Shoe Zone returns to profit after store closings
Shoe Zone returned to profit last year after closing loss-making stores.
The discount shoe retailer saw its shares rise on Tuesday morning after praising the recovery in sales and profitability following the impact of the pandemic.
The company posted pre-tax profit of £ 9.5million for the year ended October, down from a loss of £ 14.6million a year earlier.
It comes after the group closed some 50 unprofitable stores during the year, bringing its portfolio to 410 sites.
Shoe Zone told its shareholders that it was also stimulated by the opening of new stores in the “big box and hybrid” format from its original smaller formats.
He said the move saw the business move to better locations and allow the business to stock a greater range of styles.
The company currently has 51 large-format big box stores and plans to expand that number to 100 locations.
The retailer’s sales during the year fell 2.8% to £ 119.1million after being affected by long periods of forced shutdowns.

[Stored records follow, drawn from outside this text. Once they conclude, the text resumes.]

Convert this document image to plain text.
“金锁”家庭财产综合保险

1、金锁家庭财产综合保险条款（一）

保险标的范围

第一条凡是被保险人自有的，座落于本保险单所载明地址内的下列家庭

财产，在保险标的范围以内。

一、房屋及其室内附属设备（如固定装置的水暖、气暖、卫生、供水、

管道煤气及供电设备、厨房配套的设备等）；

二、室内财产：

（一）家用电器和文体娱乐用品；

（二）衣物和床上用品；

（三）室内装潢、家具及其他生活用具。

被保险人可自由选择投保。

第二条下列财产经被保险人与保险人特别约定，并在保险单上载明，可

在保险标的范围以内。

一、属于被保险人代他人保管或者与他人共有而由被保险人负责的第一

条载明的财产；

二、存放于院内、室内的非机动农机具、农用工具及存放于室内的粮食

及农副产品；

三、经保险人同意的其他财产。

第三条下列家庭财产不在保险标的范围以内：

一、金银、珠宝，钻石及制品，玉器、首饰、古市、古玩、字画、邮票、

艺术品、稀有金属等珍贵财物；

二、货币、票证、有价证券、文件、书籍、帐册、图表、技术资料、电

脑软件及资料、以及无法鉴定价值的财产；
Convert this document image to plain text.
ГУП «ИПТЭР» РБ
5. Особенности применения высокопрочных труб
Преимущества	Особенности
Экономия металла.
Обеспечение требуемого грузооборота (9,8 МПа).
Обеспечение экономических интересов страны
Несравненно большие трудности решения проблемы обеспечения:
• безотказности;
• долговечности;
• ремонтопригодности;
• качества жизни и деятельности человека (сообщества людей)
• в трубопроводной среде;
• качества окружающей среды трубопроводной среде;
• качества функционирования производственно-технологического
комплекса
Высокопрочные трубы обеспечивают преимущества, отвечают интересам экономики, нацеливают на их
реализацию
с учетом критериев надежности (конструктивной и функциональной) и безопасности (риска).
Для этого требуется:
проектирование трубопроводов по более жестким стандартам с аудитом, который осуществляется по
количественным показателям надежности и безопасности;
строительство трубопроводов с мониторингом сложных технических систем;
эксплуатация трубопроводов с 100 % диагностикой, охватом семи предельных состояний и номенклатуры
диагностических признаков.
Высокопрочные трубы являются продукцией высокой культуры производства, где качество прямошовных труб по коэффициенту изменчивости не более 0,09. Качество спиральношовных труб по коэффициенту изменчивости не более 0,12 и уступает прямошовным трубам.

He said the closures were partly offset by an increase in digital revenues, which jumped to £ 30.5million from £ 19.3million the year before.
Anthony Smith, Managing Director of the retailer, said: “Shoe Zone has had a very successful year thanks to the hard work of our teams, reducing costs, reducing non-essential capital expenses, continuing to accelerate investments in our digital activity while improving and streamlining operations.
“The decision to invest in our infrastructure and digital operations has resulted in significant growth in online sales over the past 12 months, which allows us to continue investing in our people and our shoehub platform.
“We aim to increase drop shipping partners, marketplaces, exclusive products, brands and plan to introduce additional payment and shipping options to improve the customer experience.”
Shares of the company were up 18.6% to 140p in early trading.